11 giugno 2015 ore: 15:16
Disabilità

I "muratori" autistici smantellano la loro chiesetta. Per salvarla dalle ruspe dello sgombero

Avviato oggi lo sgombero dell’area di Tor di Quinto in cui avvennero gli scontri tra tifosi che portarono alla morte di Ciro Esposito. Secondo la Polizia di Roma Capitale sarebbe occupata da insediamenti rom. La replica dell'Anpet: “Ci sono solo due famiglie romene. Un duro colpo per i nostri ragazzi autistici: interrotte le terapie e niente centri estivi”
Muratori autistici all'opera

ROMA - Domani, a Tor di Quinto, 20 ragazzi con autismo smantelleranno la chiesa in legno che hanno costruito, per salvarla dalle ruspe. Sì, perché lo sgombero iniziato questa mattina a Roma, in Viale di Tor di Quinto 57/B, non risparmierà l’Anpet, l’associazione che svolge da 16 anni attività di pet terapy e non solo con oltre un centinaio di ragazzi con autismo. La vicenda è complessa: l’area è stata a lungo contesa tra amministrazione pubblica e soggetti fino al marzo scorso, quando il comune di Roma ne è rientrato ufficialmente in possesso. E ne ha disposto, poco dopo, lo sgombero: “Occupato per anni da insediamenti rom, il luogo è anche conosciuto per i tragici scontri avvenuti in occasione dell'incontro Roma-Napoli dove aveva perso la vita il tifoso Ciro Esposito – scrive in una nota Polizia Roma Capitale -. In particolare gli ex spogliatoi degli impianti erano occupati, ai tempi dei fatti, dallo stesso De Santis, il tifoso romanista coinvolto”. 

Ma tante altre sono le realtà che, dagli anni ’90 ad oggi, si sono insediate su quest’area, dando vita in alcuni casi ad esperienze positive e di valore. Come l’Anpet, l’associazione nazionale Pet e terapia, che oggi subisce la stessa sorte delle “baracche” abusive: “Fa comodo presentarlo come un’azione diretta ai rom – commenta Enzo Cardogna, presidente di Anpet – ma non è affatto così. Su quest’area si trovano attualmente due famiglie non rom, ma romene, oltre a un artista, al Ciack village e a qualche altra realtà. E ci sono i nostri locali e la nostra chiesetta, in questo momento minacciati dalle ruspe. Un duro colpo per i nostri ragazzi, che questo luogo lo frequentano da 16 anni. E che domani smantelleranno la loro chiesetta, per recuperare almeno il materiale, come il legno di castagno impiegato nella costruzione.
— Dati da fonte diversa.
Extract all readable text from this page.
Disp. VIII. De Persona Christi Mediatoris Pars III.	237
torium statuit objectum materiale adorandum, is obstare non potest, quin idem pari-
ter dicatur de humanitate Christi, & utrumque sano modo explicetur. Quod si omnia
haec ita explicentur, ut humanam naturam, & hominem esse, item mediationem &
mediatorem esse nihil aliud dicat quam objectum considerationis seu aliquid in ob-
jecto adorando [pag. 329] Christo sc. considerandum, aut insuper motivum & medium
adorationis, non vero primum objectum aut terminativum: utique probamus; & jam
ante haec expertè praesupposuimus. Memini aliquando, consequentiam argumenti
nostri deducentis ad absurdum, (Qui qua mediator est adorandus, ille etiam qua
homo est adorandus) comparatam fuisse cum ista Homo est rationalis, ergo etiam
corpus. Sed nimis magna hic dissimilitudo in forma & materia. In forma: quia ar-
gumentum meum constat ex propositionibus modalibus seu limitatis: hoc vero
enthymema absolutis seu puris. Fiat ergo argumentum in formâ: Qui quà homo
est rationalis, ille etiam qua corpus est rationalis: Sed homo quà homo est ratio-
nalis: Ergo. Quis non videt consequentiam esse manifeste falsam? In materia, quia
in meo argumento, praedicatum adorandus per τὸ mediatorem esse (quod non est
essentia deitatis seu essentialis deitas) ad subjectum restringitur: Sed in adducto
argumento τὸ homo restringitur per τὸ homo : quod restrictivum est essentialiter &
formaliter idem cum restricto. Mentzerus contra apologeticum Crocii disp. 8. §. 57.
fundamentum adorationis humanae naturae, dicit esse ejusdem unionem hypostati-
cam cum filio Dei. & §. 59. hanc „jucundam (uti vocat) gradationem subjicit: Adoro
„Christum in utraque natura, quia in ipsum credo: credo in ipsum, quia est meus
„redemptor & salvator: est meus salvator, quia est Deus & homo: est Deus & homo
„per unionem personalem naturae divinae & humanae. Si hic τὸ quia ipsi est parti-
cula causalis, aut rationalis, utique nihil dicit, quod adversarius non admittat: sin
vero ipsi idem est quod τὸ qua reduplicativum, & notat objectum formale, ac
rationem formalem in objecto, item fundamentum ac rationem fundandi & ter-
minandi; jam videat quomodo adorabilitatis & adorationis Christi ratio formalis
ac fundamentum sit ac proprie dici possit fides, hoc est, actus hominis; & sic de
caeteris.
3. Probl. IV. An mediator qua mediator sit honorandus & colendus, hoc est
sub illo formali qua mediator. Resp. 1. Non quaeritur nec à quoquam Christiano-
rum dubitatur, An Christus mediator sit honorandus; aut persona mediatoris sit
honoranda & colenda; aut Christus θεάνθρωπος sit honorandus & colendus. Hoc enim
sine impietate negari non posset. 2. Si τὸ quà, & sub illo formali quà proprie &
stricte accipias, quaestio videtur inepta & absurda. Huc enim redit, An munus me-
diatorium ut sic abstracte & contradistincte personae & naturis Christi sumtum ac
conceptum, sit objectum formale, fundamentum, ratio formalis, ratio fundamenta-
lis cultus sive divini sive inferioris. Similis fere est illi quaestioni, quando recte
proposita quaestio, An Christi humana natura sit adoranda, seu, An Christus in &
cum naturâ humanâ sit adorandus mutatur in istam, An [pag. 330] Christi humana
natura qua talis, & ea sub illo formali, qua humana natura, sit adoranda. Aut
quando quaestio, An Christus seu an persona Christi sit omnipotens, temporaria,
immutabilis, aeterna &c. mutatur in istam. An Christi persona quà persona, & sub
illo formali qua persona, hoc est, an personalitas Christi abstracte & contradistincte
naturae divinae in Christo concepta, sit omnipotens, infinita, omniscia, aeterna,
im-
Intanto, da martedì abbiamo interrotto le terapie: avremmo dovuto attivare i centri estivi, ma tutto è sospeso, in attesa che qualcuno ci ospiti”. 

Nessun provvedimento di sgombero era stato notificato all’Anpet: “ora temiamo per la sorte di due casette prefabbricate donate dalla Regione Lazio e da Leroy Merlin che potrebbero finire demolite dalle ruspe – spiega Cardogna - Ai ragazzi non è premesso neanche di prendere i propri effetti personali. Ieri, dopo una manifestazione con momenti di tensione, l’assessore del  XV Municipio,  Michela Ottavi,  aveva promesso a genitori e operatori l’indizione di un “tavolo” immediato per risolvere la questione”. L’incontro, infatti, si farà, il prossimo 19 giugno, con g li assessori Danese e Masini. “Il comune ci ha assicurato una soluzione, ma per quel giorno il danno potrà già essere fatto”. (cl)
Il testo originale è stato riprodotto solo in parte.